Participants aged 55 years and older from the Hunter Community Study were recruited. Loneliness was measured using a single item measure. Dementia was defined as per International Classification of Disease-10 (ICD 10) codes. The Fine-Gray subdistribution hazard model was performed to calculate dementia risk.

RESULTS

Of 1968 total participants with mean age of 66 years, (3%) 57 developed dementia and (7%) 135 died over the mean follow up of 10 years. Both persistent/chronic and transient/situational loneliness significantly increased the risk of all cause dementia in adjusted models (HR 2.74, 95% CI 1.11-6.88, p 0.03 and HR 2.35, 95% CI 1.21-4.55, p 0.01 respectively) with mean time to event of 9.7 years. Feeling lonely below the age of 70 years elevated the risk of dementia in later life (HR 4.01, 95% CI 1.40-11.50, p 0.01).

CONCLUSIONS

Loneliness (both persistent/chronic and transient/situational) was associated with increased risk of all cause dementia, especially if loneliness was experienced before the age of 70 years.

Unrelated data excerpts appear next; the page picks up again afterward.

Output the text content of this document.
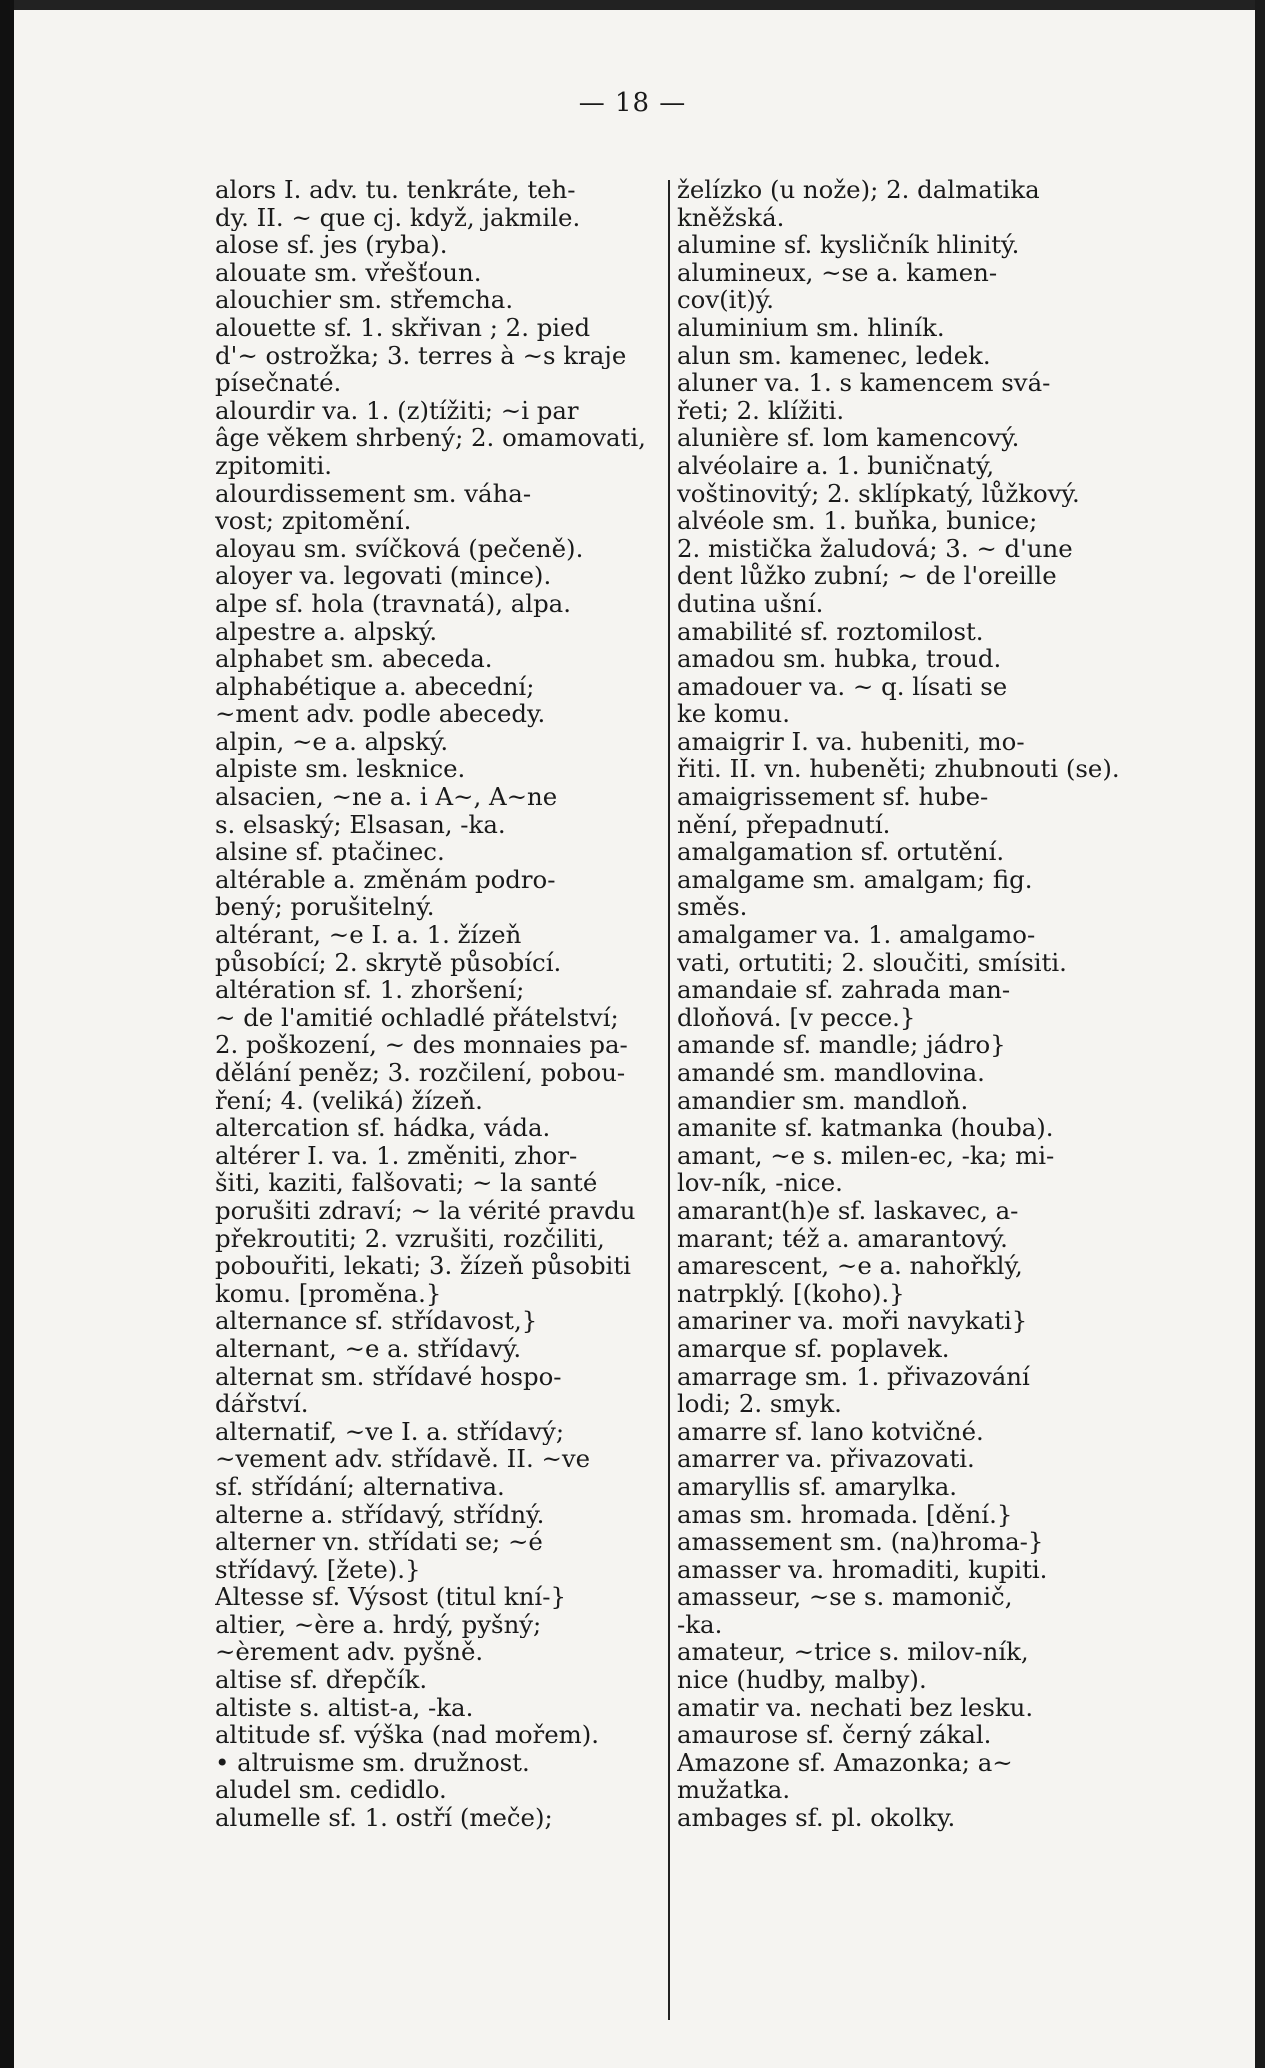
— 18 —
alors I. adv. tu. tenkráte, teh-
dy. II. ~ que cj. když, jakmile.
alose sf. jes (ryba).
alouate sm. vřešťoun.
alouchier sm. střemcha.
alouette sf. 1. skřivan ; 2. pied
d'~ ostrožka; 3. terres à ~s kraje
písečnaté.
alourdir va. 1. (z)tížiti; ~i par
âge věkem shrbený; 2. omamovati,
zpitomiti.
alourdissement sm. váha-
vost; zpitomění.
aloyau sm. svíčková (pečeně).
aloyer va. legovati (mince).
alpe sf. hola (travnatá), alpa.
alpestre a. alpský.
alphabet sm. abeceda.
alphabétique a. abecední;
~ment adv. podle abecedy.
alpin, ~e a. alpský.
alpiste sm. lesknice.
alsacien, ~ne a. i A~, A~ne
s. elsaský; Elsasan, -ka.
alsine sf. ptačinec.
altérable a. změnám podro-
bený; porušitelný.
altérant, ~e I. a. 1. žízeň
působící; 2. skrytě působící.
altération sf. 1. zhoršení;
~ de l'amitié ochladlé přátelství;
2. poškození, ~ des monnaies pa-
dělání peněz; 3. rozčilení, pobou-
ření; 4. (veliká) žízeň.
altercation sf. hádka, váda.
altérer I. va. 1. změniti, zhor-
šiti, kaziti, falšovati; ~ la santé
porušiti zdraví; ~ la vérité pravdu
překroutiti; 2. vzrušiti, rozčiliti,
pobouřiti, lekati; 3. žízeň působiti
komu. [proměna.}
alternance sf. střídavost,}
alternant, ~e a. střídavý.
alternat sm. střídavé hospo-
dářství.
alternatif, ~ve I. a. střídavý;
~vement adv. střídavě. II. ~ve
sf. střídání; alternativa.
alterne a. střídavý, střídný.
alterner vn. střídati se; ~é
střídavý. [žete).}
Altesse sf. Výsost (titul kní-}
altier, ~ère a. hrdý, pyšný;
~èrement adv. pyšně.
altise sf. dřepčík.
altiste s. altist-a, -ka.
altitude sf. výška (nad mořem).
• altruisme sm. družnost.
aludel sm. cedidlo.
alumelle sf. 1. ostří (meče);
želízko (u nože); 2. dalmatika
kněžská.
alumine sf. kysličník hlinitý.
alumineux, ~se a. kamen-
cov(it)ý.
aluminium sm. hliník.
alun sm. kamenec, ledek.
aluner va. 1. s kamencem svá-
řeti; 2. klížiti.
alunière sf. lom kamencový.
alvéolaire a. 1. buničnatý,
voštinovitý; 2. sklípkatý, lůžkový.
alvéole sm. 1. buňka, bunice;
2. mistička žaludová; 3. ~ d'une
dent lůžko zubní; ~ de l'oreille
dutina ušní.
amabilité sf. roztomilost.
amadou sm. hubka, troud.
amadouer va. ~ q. lísati se
ke komu.
amaigrir I. va. hubeniti, mo-
řiti. II. vn. hubeněti; zhubnouti (se).
amaigrissement sf. hube-
nění, přepadnutí.
amalgamation sf. ortutění.
amalgame sm. amalgam; fig.
směs.
amalgamer va. 1. amalgamo-
vati, ortutiti; 2. sloučiti, smísiti.
amandaie sf. zahrada man-
dloňová. [v pecce.}
amande sf. mandle; jádro}
amandé sm. mandlovina.
amandier sm. mandloň.
amanite sf. katmanka (houba).
amant, ~e s. milen-ec, -ka; mi-
lov-ník, -nice.
amarant(h)e sf. laskavec, a-
marant; též a. amarantový.
amarescent, ~e a. nahořklý,
natrpklý. [(koho).}
amariner va. moři navykati}
amarque sf. poplavek.
amarrage sm. 1. přivazování
lodi; 2. smyk.
amarre sf. lano kotvičné.
amarrer va. přivazovati.
amaryllis sf. amarylka.
amas sm. hromada. [dění.}
amassement sm. (na)hroma-}
amasser va. hromaditi, kupiti.
amasseur, ~se s. mamonič,
-ka.
amateur, ~trice s. milov-ník,
nice (hudby, malby).
amatir va. nechati bez lesku.
amaurose sf. černý zákal.
Amazone sf. Amazonka; a~
mužatka.
ambages sf. pl. okolky.
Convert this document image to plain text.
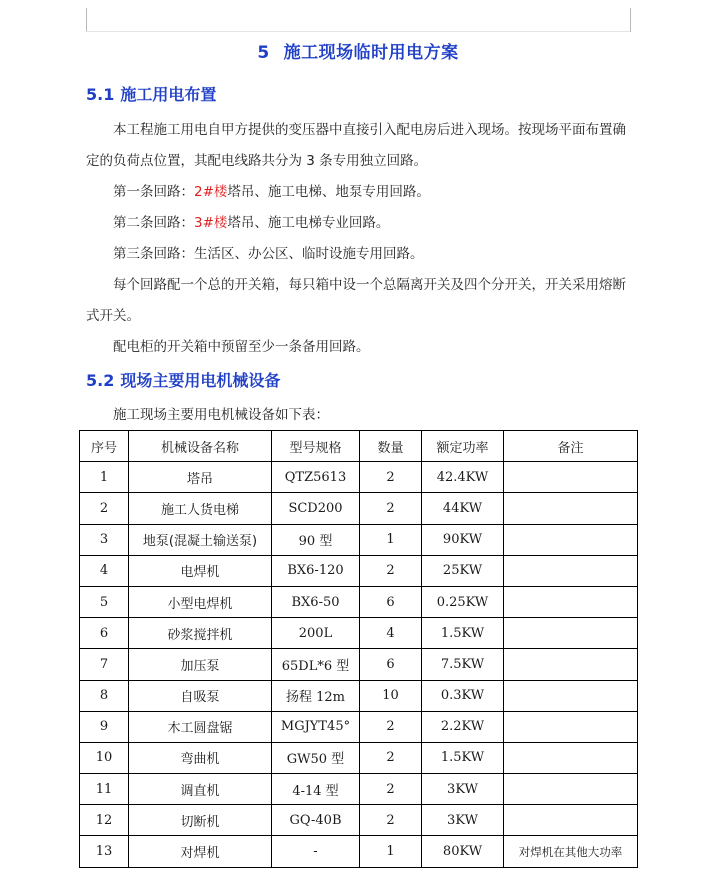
5 施工现场临时用电方案
5.1 施工用电布置
本工程施工用电自甲方提供的变压器中直接引入配电房后进入现场。按现场平面布置确定的负荷点位置，其配电线路共分为 3 条专用独立回路。
第一条回路：2#楼塔吊、施工电梯、地泵专用回路。
第二条回路：3#楼塔吊、施工电梯专业回路。
第三条回路：生活区、办公区、临时设施专用回路。
每个回路配一个总的开关箱，每只箱中设一个总隔离开关及四个分开关，开关采用熔断式开关。
配电柜的开关箱中预留至少一条备用回路。
5.2 现场主要用电机械设备
施工现场主要用电机械设备如下表：
序号	机械设备名称	型号规格	数量	额定功率	备注
1	塔吊	QTZ5613	2	42.4KW	
2	施工人货电梯	SCD200	2	44KW	
3	地泵(混凝土输送泵)	90 型	1	90KW	
4	电焊机	BX6-120	2	25KW	
5	小型电焊机	BX6-50	6	0.25KW	
6	砂浆搅拌机	200L	4	1.5KW	
7	加压泵	65DL*6 型	6	7.5KW	
8	自吸泵	扬程 12m	10	0.3KW	
9	木工圆盘锯	MGJYT45°	2	2.2KW	
10	弯曲机	GW50 型	2	1.5KW	
11	调直机	4-14 型	2	3KW	
12	切断机	GQ-40B	2	3KW	
13	对焊机	-	1	80KW	对焊机在其他大功率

These results suggest that promoting coping strategies for loneliness especially in persons 70 years and younger may play a role in preventing dementia.

摘要

目的

孤独感普遍存在,已成为公共卫生关注的问题。尽管有明确的证据表明孤独感的时间差异(短暂/情境性和持续/慢性)对健康有不同的影响,但它们对痴呆风险的影响尚不清楚。本研究旨在评估短暂/情境性和持续/慢性孤独感对痴呆风险的影响。

方法

从亨特社区研究中招募了年龄在 55 岁及以上的参与者。使用单项测量来衡量孤独感。痴呆症根据国际疾病分类第 10 版(ICD-10)编码定义。使用 Fine-Gray 亚分布风险模型计算痴呆风险。

结果

在 1968 名总参与者中,平均年龄为 66 岁,(3%)57 人患有痴呆症,(7%)135 人在平均 10 年的随访中死亡。在调整后的模型中,持续/慢性和短暂/情境性孤独感均显著增加了所有原因导致的痴呆风险(HR 2.74,95%CI 1.11-6.88,p=0.03 和 HR 2.35,95%CI 1.21-4.55,p=0.01),平均事件发生时间为 9.7 年。70 岁以下感到孤独会增加晚年患痴呆症的风险(HR 4.01,95%CI 1.40-11.50,p=0.01)。

结论

孤独感(包括持续/慢性和短暂/情境性)与全因痴呆风险增加相关,尤其是在 70 岁以下时感到孤独。这些结果表明,特别是在 70 岁及以下的人群中,促进应对孤独感的策略可能在预防痴呆症方面发挥作用。